I jerk my chin at the uncovered pallet getting ruined below. Rain or not, that always needs to be covered, just in case, and someone dropped the ball last shift.

Dutch, my best friend since high school, casts his brown eyes next to me, his expression instantly softening. I glance over to see Jordan, her hair tucked into the hood of her raincoat, but thankfully she doesn’t stick around to be introduced. Heading back to the truck, she pulls more sandbags out of the bed, and I turn back to Dutch who eyes me curiously.

I just shake my head. Not now. It’s not weird my son’s girlfriend wants to pay her way and be helpful, but it is weird that he’s not here, too. Does he know she took his place, helping out this morning? What kind of man is okay with that? I taught him to fulfill his obligations, goddammit.

Or maybe he just didn’t want to come with me.

I need to do something about him, but I don’t know what. This whole “waiting and seeing” tactic isn’t working. He needs a kick in the ass.

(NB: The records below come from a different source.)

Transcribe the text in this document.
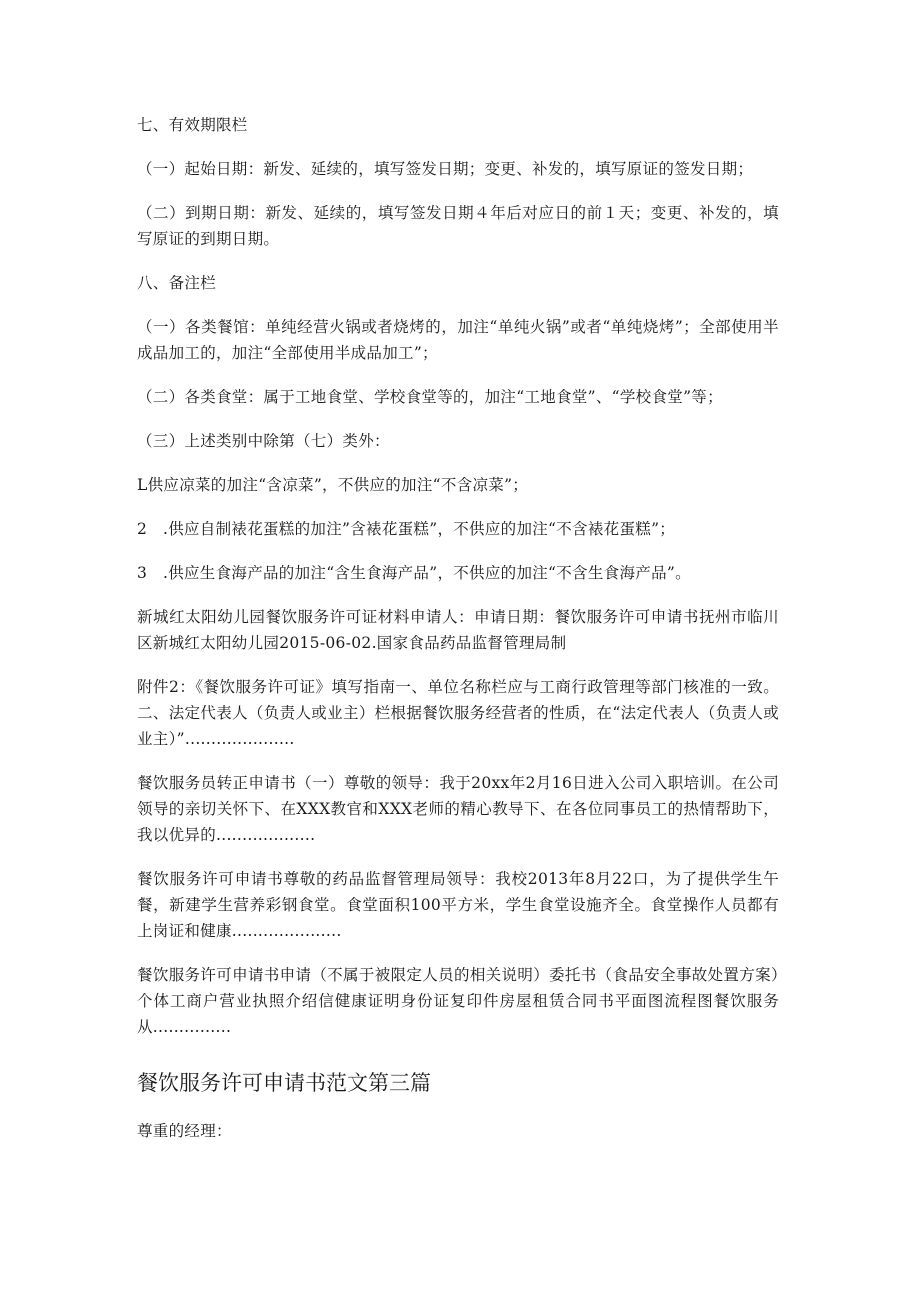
七、有效期限栏

（一）起始日期：新发、延续的，填写签发日期；变更、补发的，填写原证的签发日期；

（二）到期日期：新发、延续的，填写签发日期４年后对应日的前１天；变更、补发的，填写原证的到期日期。

八、备注栏

（一）各类餐馆：单纯经营火锅或者烧烤的，加注“单纯火锅”或者“单纯烧烤”；全部使用半成品加工的，加注“全部使用半成品加工”；

（二）各类食堂：属于工地食堂、学校食堂等的，加注“工地食堂”、“学校食堂”等；

（三）上述类别中除第（七）类外：

L供应凉菜的加注“含凉菜”，不供应的加注“不含凉菜”；

2　.供应自制裱花蛋糕的加注”含裱花蛋糕”，不供应的加注“不含裱花蛋糕”；

3　.供应生食海产品的加注“含生食海产品”，不供应的加注“不含生食海产品”。

新城红太阳幼儿园餐饮服务许可证材料申请人：申请日期：餐饮服务许可申请书抚州市临川区新城红太阳幼儿园2015-06-02.国家食品药品监督管理局制

附件2：《餐饮服务许可证》填写指南一、单位名称栏应与工商行政管理等部门核准的一致。二、法定代表人（负责人或业主）栏根据餐饮服务经营者的性质，在“法定代表人（负责人或业主）”.....................

餐饮服务员转正申请书（一）尊敬的领导：我于20xx年2月16日进入公司入职培训。在公司领导的亲切关怀下、在XXX教官和XXX老师的精心教导下、在各位同事员工的热情帮助下，我以优异的...................

餐饮服务许可申请书尊敬的药品监督管理局领导：我校2013年8月22口，为了提供学生午餐，新建学生营养彩钢食堂。食堂面积100平方米，学生食堂设施齐全。食堂操作人员都有上岗证和健康.....................

餐饮服务许可申请书申请（不属于被限定人员的相关说明）委托书（食品安全事故处置方案）个体工商户营业执照介绍信健康证明身份证复印件房屋租赁合同书平面图流程图餐饮服务从...............

餐饮服务许可申请书范文第三篇

尊重的经理：
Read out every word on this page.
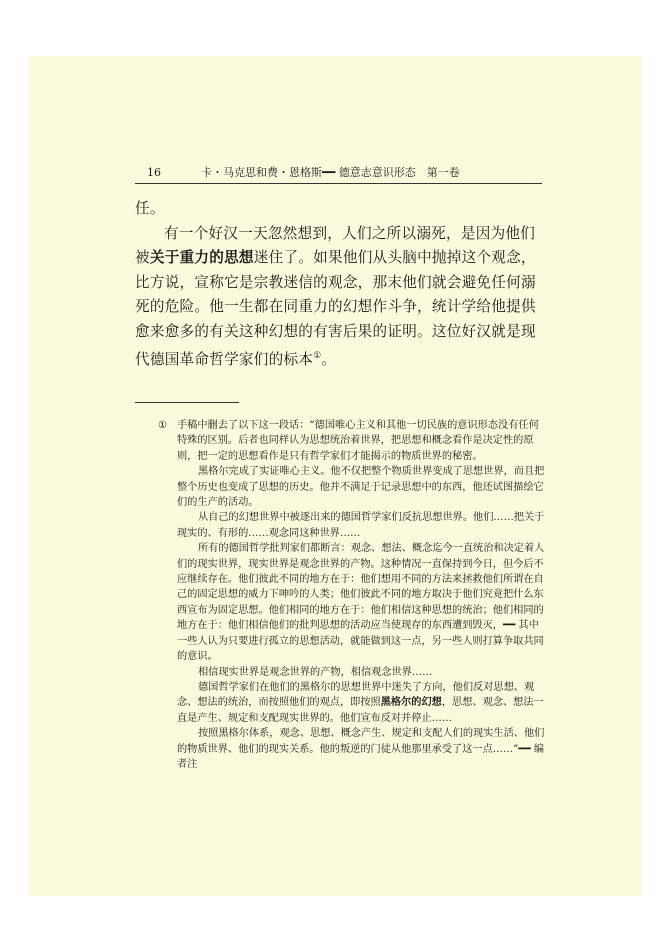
16	卡・马克思和费・恩格斯━━ 德意志意识形态　第一卷

任。

有一个好汉一天忽然想到，人们之所以溺死，是因为他们被关于重力的思想迷住了。如果他们从头脑中抛掉这个观念，比方说，宣称它是宗教迷信的观念，那末他们就会避免任何溺死的危险。他一生都在同重力的幻想作斗争，统计学给他提供愈来愈多的有关这种幻想的有害后果的证明。这位好汉就是现代德国革命哲学家们的标本①。

① 手稿中删去了以下这一段话：“德国唯心主义和其他一切民族的意识形态没有任何特殊的区别。后者也同样认为思想统治着世界，把思想和概念看作是决定性的原则，把一定的思想看作是只有哲学家们才能揭示的物质世界的秘密。

黑格尔完成了实证唯心主义。他不仅把整个物质世界变成了思想世界，而且把整个历史也变成了思想的历史。他并不满足于记录思想中的东西，他还试图描绘它们的生产的活动。

从自己的幻想世界中被逐出来的德国哲学家们反抗思想世界。他们……把关于现实的、有形的……观念同这种世界……

所有的德国哲学批判家们都断言：观念、想法、概念迄今一直统治和决定着人们的现实世界，现实世界是观念世界的产物。这种情况一直保持到今日，但今后不应继续存在。他们彼此不同的地方在于：他们想用不同的方法来拯救他们所谓在自己的固定思想的威力下呻吟的人类；他们彼此不同的地方取决于他们究竟把什么东西宣布为固定思想。他们相同的地方在于：他们相信这种思想的统治；他们相同的地方在于：他们相信他们的批判思想的活动应当使现存的东西遭到毁灭，━━ 其中一些人认为只要进行孤立的思想活动，就能做到这一点，另一些人则打算争取共同的意识。

相信现实世界是观念世界的产物，相信观念世界……

德国哲学家们在他们的黑格尔的思想世界中迷失了方向，他们反对思想、观念、想法的统治，而按照他们的观点，即按照黑格尔的幻想，思想、观念、想法一直是产生、规定和支配现实世界的。他们宣布反对并停止……

按照黑格尔体系，观念、思想、概念产生、规定和支配人们的现实生活、他们的物质世界、他们的现实关系。他的叛逆的门徒从他那里承受了这一点……”━━ 编者注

The men get to work, carrying stacks of three bags and setting them along the sides of the building, while I grab my utility knife out of the tool box in the truck and slice rectangles of blue tarp to staple around the first-floor frame. Before I know it, an hour has passed, the tarps are up, the sandbags are doing their job, and aside from me, everyone has seemed to vanish.

I toss my knife and staple gun back into the truck and slam the door, looking around the site for Jordan.

I haven’t seen her in a while. Regret starts to wind its way into my stomach. I should’ve given her some kind of direction out here. She probably doesn’t know her way around. It’s easy for people to get hurt if they aren’t trained.